Ramsey grows up in a small, southwestern Ontario town called Deptford (a fictionalisation of the worse-named Thamesville) at the start of the 20th century, where aged about 10 he and his friend/rival “Boy Staunton” accidentally hit a pregnant woman (Mrs Dempster) with a snowball which causes her to fall, give birth prematurely and then, forever, be insane. Ramsey from that point onwards feels that this woman is his responsibility (even though it was “Boy Staunton” who threw the stone-packed snowball), and when her “insanity” causes reputational destruction and the end of her marriage, it is Ramsey who helps Mrs Dempster’s maiden aunt keep the “insane” woman safe outside of – and then safely inside of – psychiatric institutions.
Mrs Dempster’s prematurely born son, Paul, runs off with the circus aged ten, where (in exchange for very-casually discussed sexual favours) he learns how to become a master magician/illusionist. He reappears in the narrative of Ramsey’s life many decades later.
Ramsey becomes convinced that Mrs Dempster is some kind of secular saint, ascribing to her three miracles. The first is when she has sex with a homeless man who then becomes the manager of a successful homeless charity, the second is when she holds a hand and “causes” the recovery from pneumonia of Ramsey’s elder brother (who then dies almost immediately afterwards in the trenches of World War One), and the third is when – after being shot during his own time at war – he sees a vision of her face just before passing out from bloodloss then regaining consciousness months later in a hospital being looked after by a sexy nurse (who obviously he shags – it’s that kinda novel).
Boy Staunton becomes a sugar magnate with political aspirations, Ramsey becomes an expert on saints with numerous bestsellers to his name, while also remaining a teacher at a prestigious private school, while Paul Dempster becomes the greatest magician/showman in the world.
The stakes are – because everyone is successful and comfortable and seems to be adequately sexed – very low, which I suppose is what makes this comforting. The Wall Street Crash is weathered by Ramsey due to key advice from Boy Staunton, and his sideline writing career means he is a very affluent man by the novel (and his career’s) end.
Strangely, the premise of the entire text is that Ramsey is writing a book-length rebuttal to the headteacher of the school he taught at in response to a brief, unflattering, bio of him that appeared in the recent school newsletter on the occasion of his retirement. There is lots of casual sexism which is hard to know (it’s 1970!) if this is meant to be read as a damning character flaw in the protagonist/narrator, or if instead it’s just Robertson Davies being himself.

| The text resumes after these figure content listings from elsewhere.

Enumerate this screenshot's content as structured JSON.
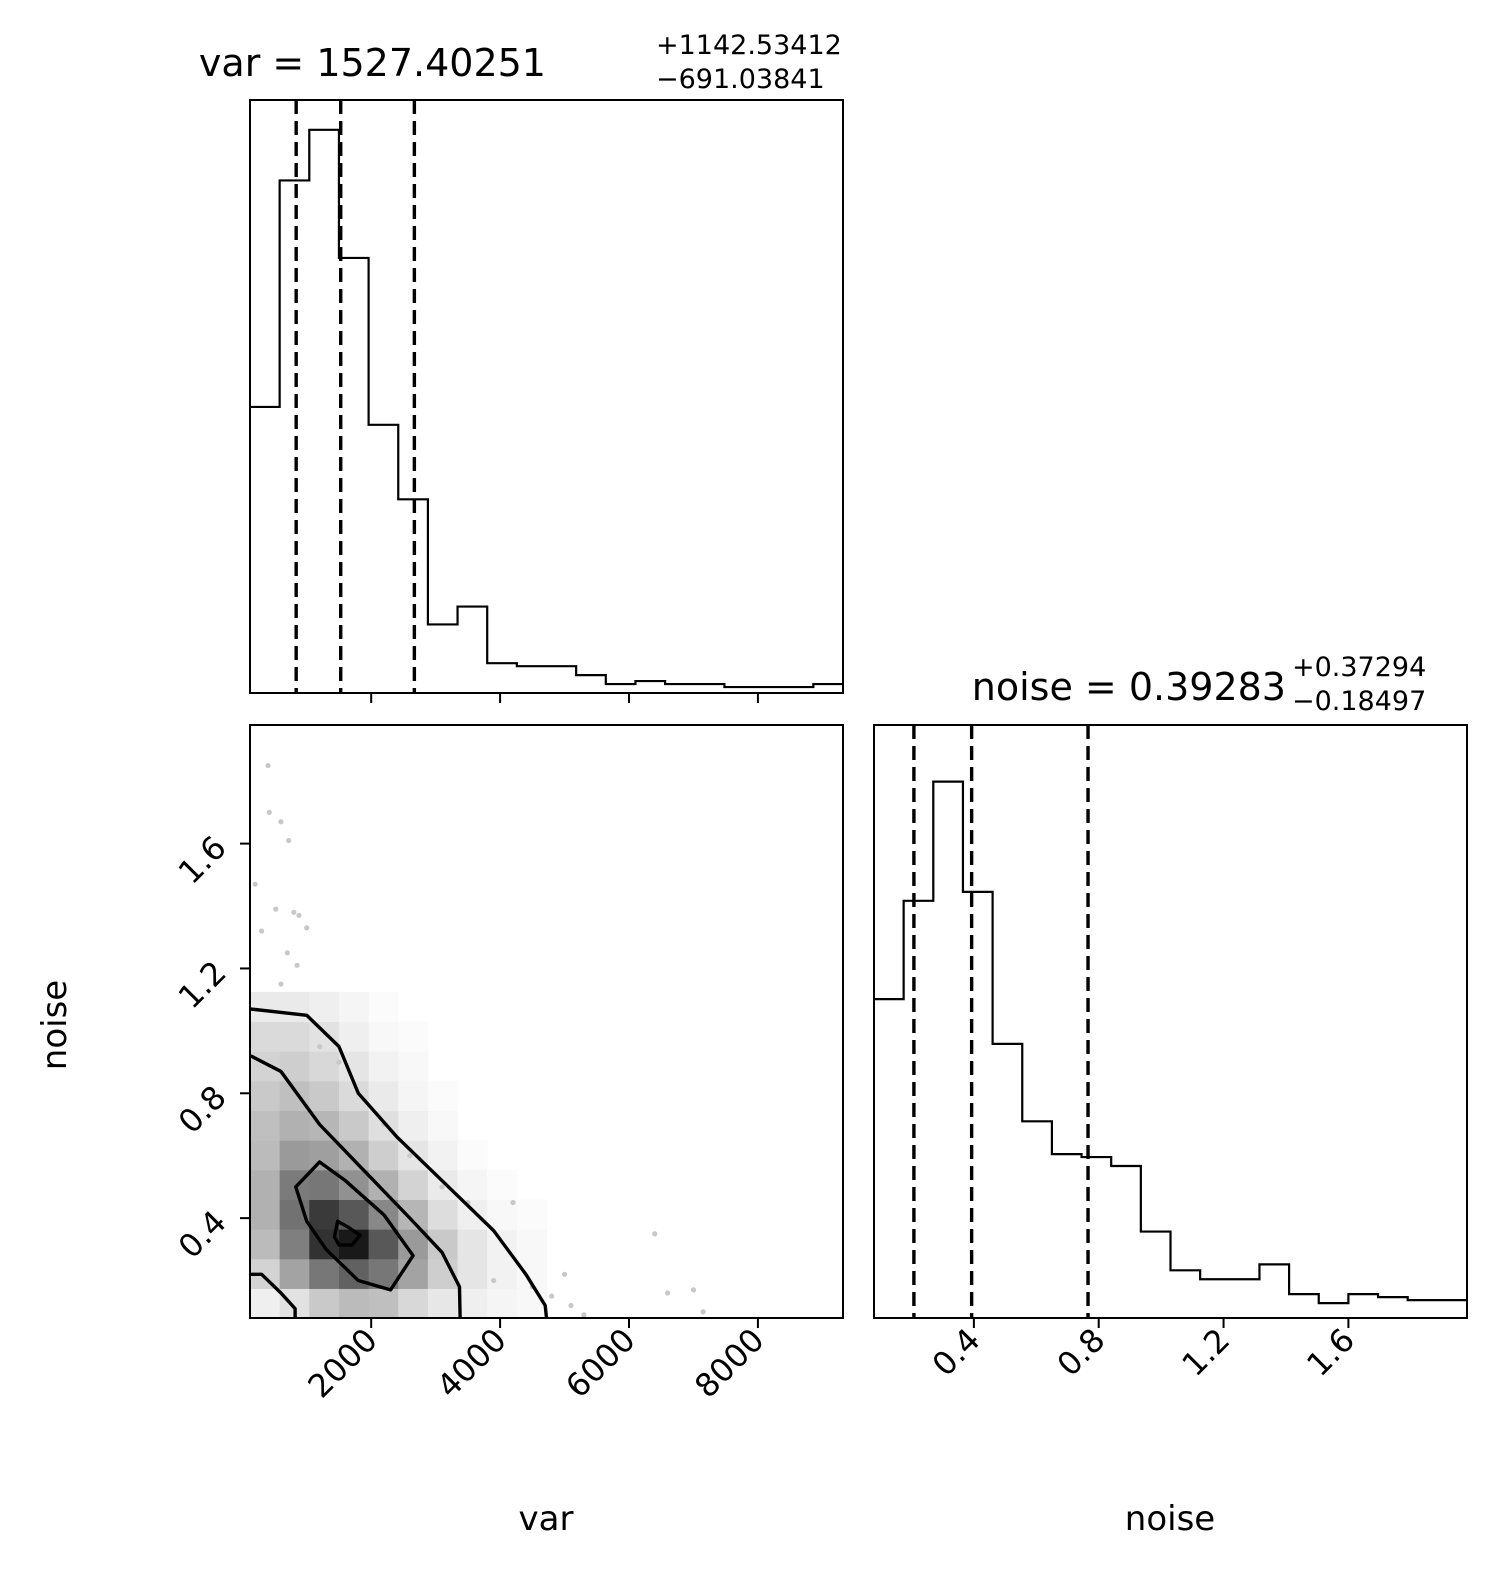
{
  "chart_data": [
    {
      "panel": "var-histogram",
      "type": "histogram",
      "title": {
        "main": "var = 1527.40251",
        "plus": "+1142.53412",
        "minus": "−691.03841"
      },
      "xlim": [
        120,
        9320
      ],
      "x_ticks": [
        "2000",
        "4000",
        "6000",
        "8000"
      ],
      "x_tick_values": [
        2000,
        4000,
        6000,
        8000
      ],
      "bin_edges": [
        120,
        580,
        1040,
        1500,
        1960,
        2420,
        2880,
        3340,
        3800,
        4260,
        4720,
        5180,
        5640,
        6100,
        6560,
        7020,
        7480,
        7940,
        8400,
        8860,
        9320
      ],
      "counts": [
        96,
        172,
        189,
        146,
        90,
        65,
        23,
        29,
        10,
        9,
        9,
        6,
        3,
        4,
        3,
        3,
        2,
        2,
        2,
        3
      ],
      "ylim": [
        0,
        199
      ],
      "quantiles": [
        836.4,
        1527.4,
        2669.9
      ]
    },
    {
      "panel": "noise-histogram",
      "type": "histogram",
      "title": {
        "main": "noise = 0.39283",
        "plus": "+0.37294",
        "minus": "−0.18497"
      },
      "xlim": [
        0.08,
        1.98
      ],
      "x_ticks": [
        "0.4",
        "0.8",
        "1.2",
        "1.6"
      ],
      "x_tick_values": [
        0.4,
        0.8,
        1.2,
        1.6
      ],
      "bin_edges": [
        0.08,
        0.175,
        0.27,
        0.365,
        0.46,
        0.555,
        0.65,
        0.745,
        0.84,
        0.935,
        1.03,
        1.125,
        1.22,
        1.315,
        1.41,
        1.505,
        1.6,
        1.695,
        1.79,
        1.885,
        1.98
      ],
      "counts": [
        107,
        140,
        180,
        143,
        92,
        66,
        55,
        54,
        51,
        29,
        16,
        13,
        13,
        18,
        8,
        5,
        8,
        7,
        6,
        6
      ],
      "ylim": [
        0,
        199
      ],
      "quantiles": [
        0.20786,
        0.39283,
        0.76577
      ]
    },
    {
      "panel": "var-noise-2d",
      "type": "heatmap",
      "xlabel": "var",
      "ylabel": "noise",
      "xlim": [
        120,
        9320
      ],
      "ylim": [
        0.08,
        1.98
      ],
      "x_ticks": [
        "2000",
        "4000",
        "6000",
        "8000"
      ],
      "x_tick_values": [
        2000,
        4000,
        6000,
        8000
      ],
      "y_ticks": [
        "0.4",
        "0.8",
        "1.2",
        "1.6"
      ],
      "y_tick_values": [
        0.4,
        0.8,
        1.2,
        1.6
      ],
      "density_grid": {
        "x_edges": [
          120,
          580,
          1040,
          1500,
          1960,
          2420,
          2880,
          3340,
          3800,
          4260,
          4720
        ],
        "y_edges": [
          0.08,
          0.175,
          0.27,
          0.365,
          0.46,
          0.555,
          0.65,
          0.745,
          0.84,
          0.935,
          1.03,
          1.125
        ],
        "values": [
          [
            0.05,
            0.1,
            0.2,
            0.26,
            0.24,
            0.14,
            0.08,
            0.05,
            0.03,
            0.02
          ],
          [
            0.16,
            0.36,
            0.56,
            0.66,
            0.56,
            0.36,
            0.18,
            0.09,
            0.04,
            0.02
          ],
          [
            0.26,
            0.52,
            0.88,
            1.0,
            0.7,
            0.4,
            0.2,
            0.09,
            0.04,
            0.02
          ],
          [
            0.3,
            0.58,
            0.84,
            0.7,
            0.48,
            0.28,
            0.12,
            0.05,
            0.02,
            0.01
          ],
          [
            0.3,
            0.54,
            0.56,
            0.44,
            0.3,
            0.16,
            0.07,
            0.03,
            0.01,
            0.0
          ],
          [
            0.26,
            0.4,
            0.38,
            0.3,
            0.18,
            0.09,
            0.04,
            0.01,
            0.0,
            0.0
          ],
          [
            0.24,
            0.3,
            0.28,
            0.2,
            0.11,
            0.05,
            0.02,
            0.0,
            0.0,
            0.0
          ],
          [
            0.2,
            0.24,
            0.2,
            0.13,
            0.07,
            0.03,
            0.01,
            0.0,
            0.0,
            0.0
          ],
          [
            0.16,
            0.18,
            0.14,
            0.09,
            0.04,
            0.02,
            0.0,
            0.0,
            0.0,
            0.0
          ],
          [
            0.13,
            0.13,
            0.1,
            0.05,
            0.02,
            0.01,
            0.0,
            0.0,
            0.0,
            0.0
          ],
          [
            0.07,
            0.07,
            0.05,
            0.03,
            0.01,
            0.0,
            0.0,
            0.0,
            0.0,
            0.0
          ]
        ]
      },
      "contours": [
        [
          [
            1500,
            0.314
          ],
          [
            1700,
            0.314
          ],
          [
            1830,
            0.345
          ],
          [
            1650,
            0.37
          ],
          [
            1480,
            0.39
          ],
          [
            1430,
            0.34
          ]
        ],
        [
          [
            1200,
            0.58
          ],
          [
            1600,
            0.52
          ],
          [
            2200,
            0.41
          ],
          [
            2650,
            0.28
          ],
          [
            2300,
            0.17
          ],
          [
            1800,
            0.2
          ],
          [
            1300,
            0.3
          ],
          [
            1000,
            0.39
          ],
          [
            830,
            0.5
          ]
        ],
        [
          [
            130,
            0.92
          ],
          [
            600,
            0.87
          ],
          [
            1200,
            0.7
          ],
          [
            1900,
            0.55
          ],
          [
            2600,
            0.4
          ],
          [
            3100,
            0.29
          ],
          [
            3370,
            0.18
          ],
          [
            3380,
            0.08
          ]
        ],
        [
          [
            130,
            1.07
          ],
          [
            1000,
            1.05
          ],
          [
            1500,
            0.95
          ],
          [
            1800,
            0.8
          ],
          [
            2400,
            0.66
          ],
          [
            3200,
            0.5
          ],
          [
            3900,
            0.36
          ],
          [
            4400,
            0.22
          ],
          [
            4700,
            0.12
          ],
          [
            4720,
            0.08
          ]
        ],
        [
          [
            130,
            0.22
          ],
          [
            300,
            0.22
          ],
          [
            600,
            0.16
          ],
          [
            820,
            0.11
          ],
          [
            820,
            0.08
          ]
        ]
      ],
      "outliers": [
        [
          400,
          1.85
        ],
        [
          420,
          1.7
        ],
        [
          600,
          1.67
        ],
        [
          720,
          1.61
        ],
        [
          200,
          1.47
        ],
        [
          520,
          1.39
        ],
        [
          800,
          1.38
        ],
        [
          880,
          1.37
        ],
        [
          1000,
          1.33
        ],
        [
          300,
          1.32
        ],
        [
          700,
          1.25
        ],
        [
          850,
          1.21
        ],
        [
          600,
          1.15
        ],
        [
          1200,
          0.95
        ],
        [
          1500,
          0.9
        ],
        [
          2200,
          0.7
        ],
        [
          2600,
          0.6
        ],
        [
          3100,
          0.5
        ],
        [
          3500,
          0.45
        ],
        [
          4200,
          0.45
        ],
        [
          4500,
          0.18
        ],
        [
          4800,
          0.15
        ],
        [
          5100,
          0.12
        ],
        [
          5300,
          0.09
        ],
        [
          6400,
          0.35
        ],
        [
          6600,
          0.16
        ],
        [
          7000,
          0.17
        ],
        [
          7150,
          0.1
        ],
        [
          3900,
          0.2
        ],
        [
          5000,
          0.22
        ]
      ]
    }
  ]
}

Nothing matters, really: no one is hungry, no one is too horny, and the only people who appear as unhappy are the peripheral female characters who aren’t really given particularly rounded personalities.
Because it was fun and easy and bounced along well, I’ll read the other two books in the trilogy, but if Davies fails to create a more grounded female character when he no longer has the distancing excuse of Dunstan Ramsey’s narration, then I’ll maybe be a bit meaner in my comments about the next volume.
Enjoyable, middle of the road, 20th century male fiction. Only it’s Canadian, not British, so I have an excuse to read it.